In practical terms, a shared space scheme will involve removing the distinction between streets and pavements. No barriers, few if any road markings, no pedestrian crossings, and little in the way of street signage. The result of this street minimalism is that you enter a shared space very much at your own risk. And this is the key to improving safety, traffic flow and quality of experience. The early roots of this innovative concept lies in the work of the late Dutch traffic engineer, Hans Monderman. A passionate advocate of shared space, Monderman and colleagues started small - more than twenty years ago, converted an intersection in the northern Dutch province of Friesland from a conventional signal-controlled intersection to a brick-paved street, giving equal priority to cars, people and cycles. The idea was that people would use their own minds in navigating the streets, building their own informal traffic rules. Research has shown that these kinds of shared spaces automatically reduced traffic speed to under 20 mph - the threshold at which the chances of being severely injured in a road accident plummets. This highly counterintuitive approach - increasing risk decreases accidents is finding favour (albeit slowly and not without opposition) all over the world.

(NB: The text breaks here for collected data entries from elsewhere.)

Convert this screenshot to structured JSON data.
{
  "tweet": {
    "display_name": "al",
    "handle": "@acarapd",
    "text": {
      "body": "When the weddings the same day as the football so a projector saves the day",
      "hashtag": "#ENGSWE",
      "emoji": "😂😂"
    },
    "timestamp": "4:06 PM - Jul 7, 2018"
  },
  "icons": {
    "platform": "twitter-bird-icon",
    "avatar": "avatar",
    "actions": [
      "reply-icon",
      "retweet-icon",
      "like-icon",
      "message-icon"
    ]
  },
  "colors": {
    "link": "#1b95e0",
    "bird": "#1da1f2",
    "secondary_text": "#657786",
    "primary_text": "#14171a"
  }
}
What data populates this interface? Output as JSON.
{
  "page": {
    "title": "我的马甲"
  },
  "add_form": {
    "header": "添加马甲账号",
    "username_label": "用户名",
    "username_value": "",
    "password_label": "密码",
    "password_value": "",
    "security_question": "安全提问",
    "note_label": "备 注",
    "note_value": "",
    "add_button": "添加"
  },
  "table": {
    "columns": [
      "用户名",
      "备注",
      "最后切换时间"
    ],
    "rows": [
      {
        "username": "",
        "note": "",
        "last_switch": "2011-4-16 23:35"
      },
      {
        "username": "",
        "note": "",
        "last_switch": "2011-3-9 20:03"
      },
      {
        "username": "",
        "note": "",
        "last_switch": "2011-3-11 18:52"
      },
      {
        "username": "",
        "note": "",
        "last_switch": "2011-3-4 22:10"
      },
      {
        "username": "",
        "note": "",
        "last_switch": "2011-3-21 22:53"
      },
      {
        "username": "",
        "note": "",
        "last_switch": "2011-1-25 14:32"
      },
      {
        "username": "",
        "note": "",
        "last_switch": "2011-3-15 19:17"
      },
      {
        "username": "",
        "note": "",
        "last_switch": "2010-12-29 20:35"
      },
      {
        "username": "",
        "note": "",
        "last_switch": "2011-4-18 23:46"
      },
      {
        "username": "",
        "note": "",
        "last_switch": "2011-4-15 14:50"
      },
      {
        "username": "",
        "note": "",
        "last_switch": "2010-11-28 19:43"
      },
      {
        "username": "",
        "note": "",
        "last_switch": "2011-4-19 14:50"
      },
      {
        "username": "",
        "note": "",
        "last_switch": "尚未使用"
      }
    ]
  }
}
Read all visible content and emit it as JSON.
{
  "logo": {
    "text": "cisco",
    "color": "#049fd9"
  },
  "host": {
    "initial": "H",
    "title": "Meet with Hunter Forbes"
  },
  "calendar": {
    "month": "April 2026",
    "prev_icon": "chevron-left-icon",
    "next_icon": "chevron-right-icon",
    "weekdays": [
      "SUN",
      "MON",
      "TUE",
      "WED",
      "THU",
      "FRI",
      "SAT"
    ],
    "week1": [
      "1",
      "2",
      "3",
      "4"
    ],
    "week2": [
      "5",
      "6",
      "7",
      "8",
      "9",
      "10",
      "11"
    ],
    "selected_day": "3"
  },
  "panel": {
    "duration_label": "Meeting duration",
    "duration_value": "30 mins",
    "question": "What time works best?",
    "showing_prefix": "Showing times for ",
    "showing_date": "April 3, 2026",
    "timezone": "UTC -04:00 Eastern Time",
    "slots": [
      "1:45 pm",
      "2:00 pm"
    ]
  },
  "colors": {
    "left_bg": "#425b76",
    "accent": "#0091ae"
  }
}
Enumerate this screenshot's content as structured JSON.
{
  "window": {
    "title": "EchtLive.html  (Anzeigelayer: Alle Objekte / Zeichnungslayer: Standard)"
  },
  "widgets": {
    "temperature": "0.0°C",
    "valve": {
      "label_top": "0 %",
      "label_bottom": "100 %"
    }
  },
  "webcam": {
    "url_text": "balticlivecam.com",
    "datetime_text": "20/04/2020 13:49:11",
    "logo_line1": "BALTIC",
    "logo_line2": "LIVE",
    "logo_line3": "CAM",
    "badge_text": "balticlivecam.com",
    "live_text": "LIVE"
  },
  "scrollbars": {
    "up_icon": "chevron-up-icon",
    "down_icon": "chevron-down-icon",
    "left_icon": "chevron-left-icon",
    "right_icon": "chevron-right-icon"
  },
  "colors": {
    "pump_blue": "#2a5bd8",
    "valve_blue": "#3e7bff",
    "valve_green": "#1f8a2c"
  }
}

Today, Monderman's vision can be experienced throughout his Dutch province of Friesland, no where more so than in Drachten, an unassuming town that until recently was famous only for being the home of the Dutch electronics giant Philips. As Angela discovers for herself, Drachten's shared space schemes (and those of its near neighbours) now attracts a regular pilgrimage of engineers and planners, from all parts of the world, eager to experience this new urban vision.